De pie bajo aquel leve rocío, sus mentes comenzaron a  ordenarse. Se miraban entre ellos y hacían gestos de extrañeza al encontrarse junto a desconocidos, abrazados como si fuesen amigos de toda la vida, o vistiendo delantales, como la mujer que atendía la posada, quien se lo quitó y lo arrojó al suelo. Las exclamaciones acerca del tiempo que llevaban ahí no se hicieron esperar. Por lo que pude oír, algunos llevaban en ese trance días o semanas, mientras que otros habían residido en el limbo de Uaihm Dhorch durante varios meses.

Ioan y Wen se miraron. Él salió corriendo hacia el interior de la posada y salió poco después con su bolso a cuestas. Mientras se acercaba a la chica, el cielo se despejó, dejando a la vista un enorme círculo amarillo, cuyo centro estaba tapado por otro rojizo de menor tamaño. Las lunas habían convergido.

De pronto, como si se tratase de una señal luminosa, un faro se encendió en lo alto del antiguo castillo abandonado e iluminó todo el sendero que llevaba desde ahí hasta el pueblo.

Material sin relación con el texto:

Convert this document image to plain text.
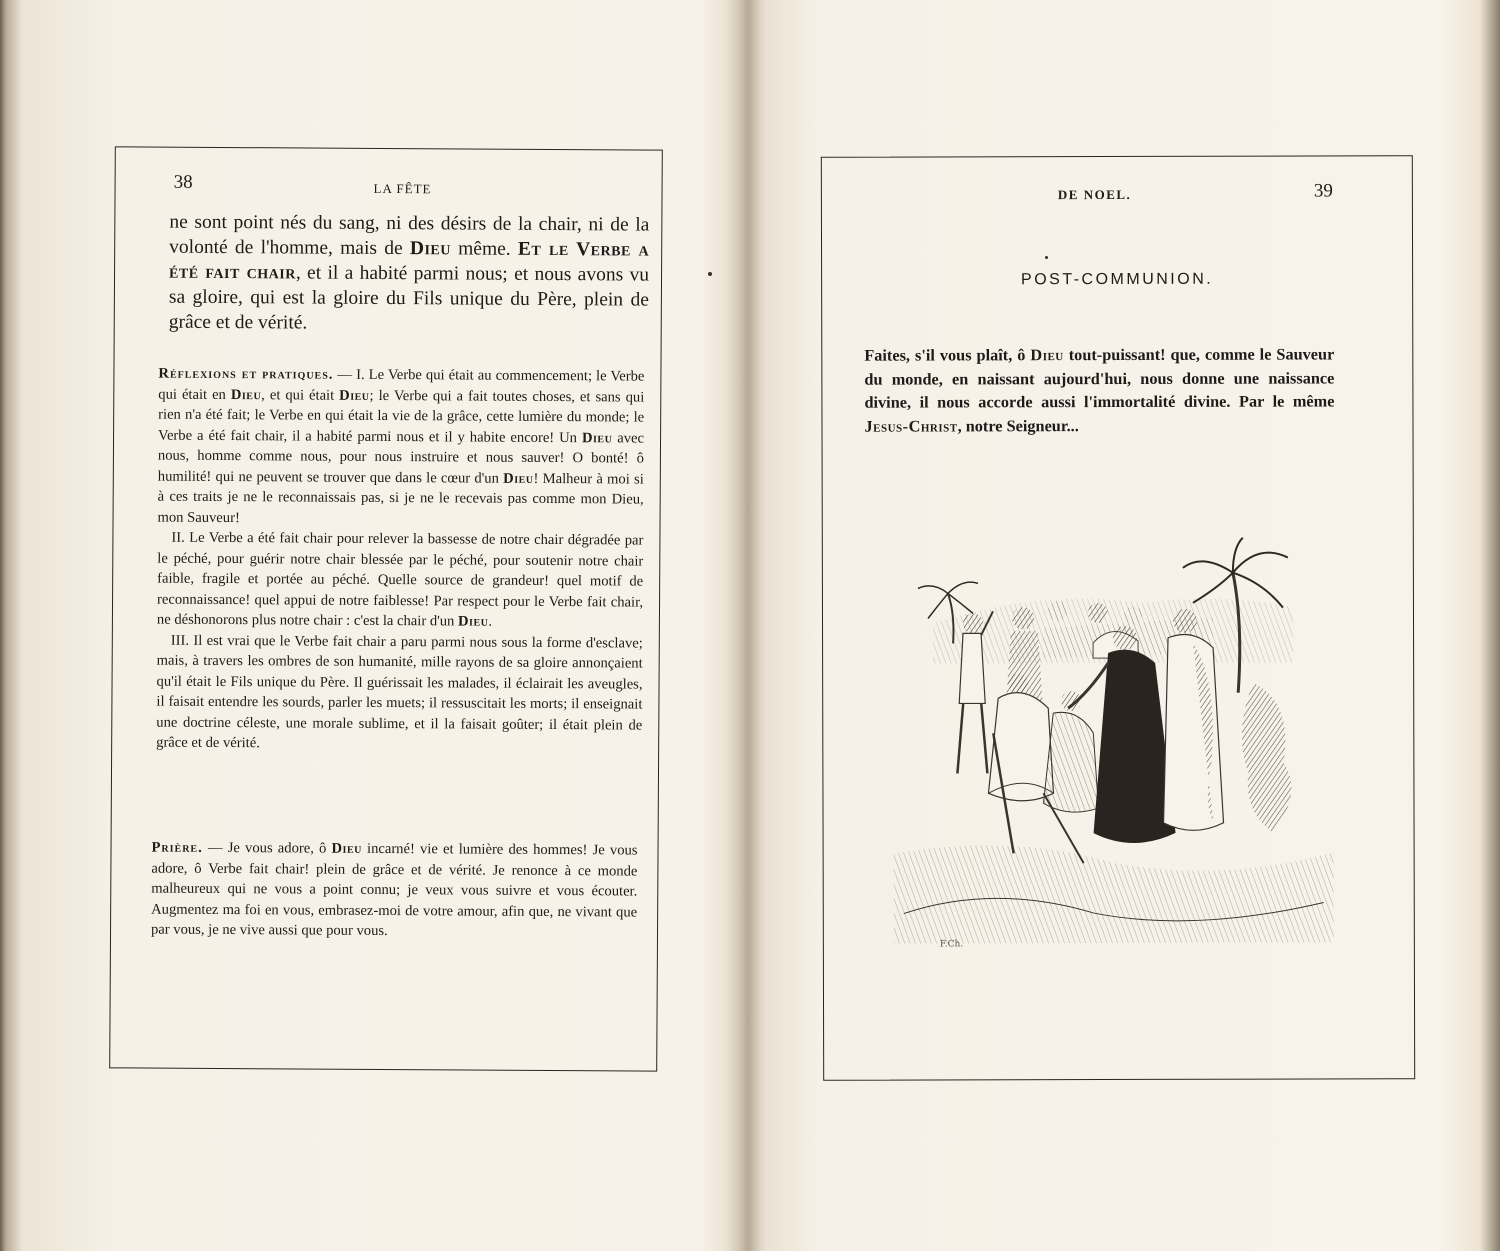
38	LA FÊTE
ne sont point nés du sang, ni des désirs de la chair, ni de la volonté de l'homme, mais de Dieu même. Et le Verbe a été fait chair, et il a habité parmi nous; et nous avons vu sa gloire, qui est la gloire du Fils unique du Père, plein de grâce et de vérité.

Réflexions et pratiques. — I. Le Verbe qui était au commencement; le Verbe qui était en Dieu, et qui était Dieu; le Verbe qui a fait toutes choses, et sans qui rien n'a été fait; le Verbe en qui était la vie de la grâce, cette lumière du monde; le Verbe a été fait chair, il a habité parmi nous et il y habite encore! Un Dieu avec nous, homme comme nous, pour nous instruire et nous sauver! O bonté! ô humilité! qui ne peuvent se trouver que dans le cœur d'un Dieu! Malheur à moi si à ces traits je ne le reconnaissais pas, si je ne le recevais pas comme mon Dieu, mon Sauveur!

II. Le Verbe a été fait chair pour relever la bassesse de notre chair dégradée par le péché, pour guérir notre chair blessée par le péché, pour soutenir notre chair faible, fragile et portée au péché. Quelle source de grandeur! quel motif de reconnaissance! quel appui de notre faiblesse! Par respect pour le Verbe fait chair, ne déshonorons plus notre chair : c'est la chair d'un Dieu.

III. Il est vrai que le Verbe fait chair a paru parmi nous sous la forme d'esclave; mais, à travers les ombres de son humanité, mille rayons de sa gloire annonçaient qu'il était le Fils unique du Père. Il guérissait les malades, il éclairait les aveugles, il faisait entendre les sourds, parler les muets; il ressuscitait les morts; il enseignait une doctrine céleste, une morale sublime, et il la faisait goûter; il était plein de grâce et de vérité.

Prière. — Je vous adore, ô Dieu incarné! vie et lumière des hommes! Je vous adore, ô Verbe fait chair! plein de grâce et de vérité. Je renonce à ce monde malheureux qui ne vous a point connu; je veux vous suivre et vous écouter. Augmentez ma foi en vous, embrasez-moi de votre amour, afin que, ne vivant que par vous, je ne vive aussi que pour vous.
DE NOEL.	39
POST-COMMUNION.
Faites, s'il vous plaît, ô Dieu tout-puissant! que, comme le Sauveur du monde, en naissant aujourd'hui, nous donne une naissance divine, il nous accorde aussi l'immortalité divine. Par le même Jesus-Christ, notre Seigneur...
F.Ch.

Los murmullos comenzaron a recorrer a la multitud, todos recordaban ya por qué estaban ahí: iban por el tesoro. Era el momento, la búsqueda empezaba y todos los presentes sabían que no estaban dispuestos a compartir. Lo sé porque en algún momento también yo lo sentí.

Mientras todos se ponían en marcha por el sendero que subía la colina del castillo, llamé a Ioan y a Wen. Los llamé de la única manera que puedo hacerlo, pero ninguno de los dos me escuchó.